做题记录

做题

cycling

Carmichael function

\[ 定义为a^{m} \equiv 1 \;mod\;n成立的最小正整数m ，其中( a , n ) = 1 ，将m记作\lambda(n)\\ 换言之，如果a^{m} \equiv 1 \;mod\;n，则m\;|\;\lambda(n) \]

Carmichael定理

\[ \lambda(p^r)=\left\{ \begin{aligned} & \varphi(p^r) \;if\;p^r = \;2,3^r,4,5^r,7^r等奇数素数以及2、4 \\ & \frac{1}{2}\varphi(p^r) \;if\;p^r = \;8,16,32,64等2的3次幂以上\\ \end{aligned} \right. \]

计算\[\lambda(n)\]

由整数分解定理 \[ n = p{_{1}^{r_1}}p{_{2}^{r_2}}···p{_{n}^{r_n}} \] 那么 \[ \lambda(n) = lcm(\lambda(p{_{1}^{r_1}}),\lambda(p{_{2}^{r_2}}),···,\lambda(p{_{n}^{r_n}})) \]

h+1易分解为17个小素数，且没有2次及以上的素数 \[ \because h+1\; |\;\lambda(\lambda(n))\\ \therefore 用primes相乘+1判断是否为素数，并凑出可能的\lambda(n)\\ \]

import requests
from Crypto.Util.number import *
from tqdm import trange

e = 65537
n = 0x99efa9177387907eb3f74dc09a4d7a93abf6ceb7ee102c689ecd0998975cede29f3ca951feb5adfb9282879cc666e22dcafc07d7f89d762b9ad5532042c79060cdb022703d790421a7f6a76a50cceb635ad1b5d78510adf8c6ff9645a1b179e965358e10fe3dd5f82744773360270b6fa62d972d196a810e152f1285e0b8b26f5d54991d0539a13e655d752bd71963f822affc7a03e946cea2c4ef65bf94706f20b79d672e64e8faac45172c4130bfeca9bef71ed8c0c9e2aa0a1d6d47239960f90ef25b337255bac9c452cb019a44115b0437726a9adef10a028f1e1263c97c14a1d7cd58a8994832e764ffbfcc05ec8ed3269bb0569278eea0550548b552b1
ct = 0x339be515121dab503106cd190897382149e032a76a1ca0eec74f2c8c74560b00dffc0ad65ee4df4f47b2c9810d93e8579517692268c821c6724946438a9744a2a95510d529f0e0195a2660abd057d3f6a59df3a1c9a116f76d53900e2a715dfe5525228e832c02fd07b8dac0d488cca269e0dbb74047cf7a5e64a06a443f7d580ee28c5d41d5ede3604825eba31985e96575df2bcc2fefd0c77f2033c04008be9746a0935338434c16d5a68d1338eabdcf0170ac19a27ec832bf0a353934570abd48b1fe31bc9a4bb99428d1fbab726b284aec27522efb9527ddce1106ba6a480c65f9332c5b2a3c727a2cca6d6951b09c7c28ed0474fdc6a945076524877680
h = 2**1025 - 3


response = requests.get(r'http://factordb.com/api', params={"query": str(h + 1)})
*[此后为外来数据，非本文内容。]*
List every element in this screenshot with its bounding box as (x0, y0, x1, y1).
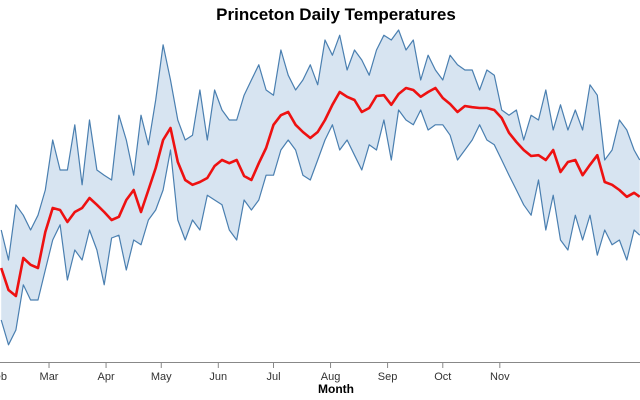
x-tick-label: Mar (40, 371, 59, 383)
x-tick-label: Oct (434, 371, 451, 383)
x-tick-label: Sep (378, 371, 398, 383)
x-tick-label: May (151, 371, 172, 383)
x-tick-label: Apr (97, 371, 114, 383)
x-axis-ticks: Feb Mar Apr May Jun Jul Aug Sep Oct Nov (0, 362, 510, 383)
x-axis-title: Month (318, 382, 354, 396)
x-tick-label: Jun (209, 371, 227, 383)
chart-title: Princeton Daily Temperatures (216, 5, 456, 24)
min-temperature-line (0, 109, 640, 346)
max-temperature-line (0, 29, 640, 261)
x-tick-label: Feb (0, 371, 7, 383)
x-tick-label: Jul (266, 371, 280, 383)
x-tick-label: Nov (490, 371, 510, 383)
mean-temperature-line (0, 86, 640, 298)
plot-area (0, 29, 640, 346)
min-max-band (1, 30, 640, 345)
x-tick-label: Aug (321, 371, 341, 383)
primes = [int(_[0]) for _ in response.json().get("factors")]

assert prod(primes) == h + 1

cands = []
for k in tqdm(range(2**len(primes))):
    tmp = 1
    for i in range(len(primes)):
        if k % 2 == 1:
            tmp *= primes[i]
        k //= 2
    tmp += 1
    if is_prime(tmp):
        cands.append(tmp)

# check
for i in tqdm(range(len(cands))):
    tmp_p = cands[i]
    assert is_prime(tmp_p)
    assert (h + 1) % (tmp_p - 1) == 0

L = prod(cands)
d = int(pow(e, -1, L))
print(long_to_bytes(int(pow(ct, d, n))))

benaloh

public key cryptosystems， which is homomorphic.

Key Generation

Given block size r, a public/private key pair is generated as follows:

1. Choose large primes p and q such that r | (p-1), gcd(r, (p-1)/r) = 1, and gcd (r,(q - 1)) = 1;

2. set \[n = pq, \phi = (p-1)(q-1)\]

3. \[ choose y \in Z{^*_n}\quad such\;that\;y^{\phi/r} \not\equiv1\;mod\;n\]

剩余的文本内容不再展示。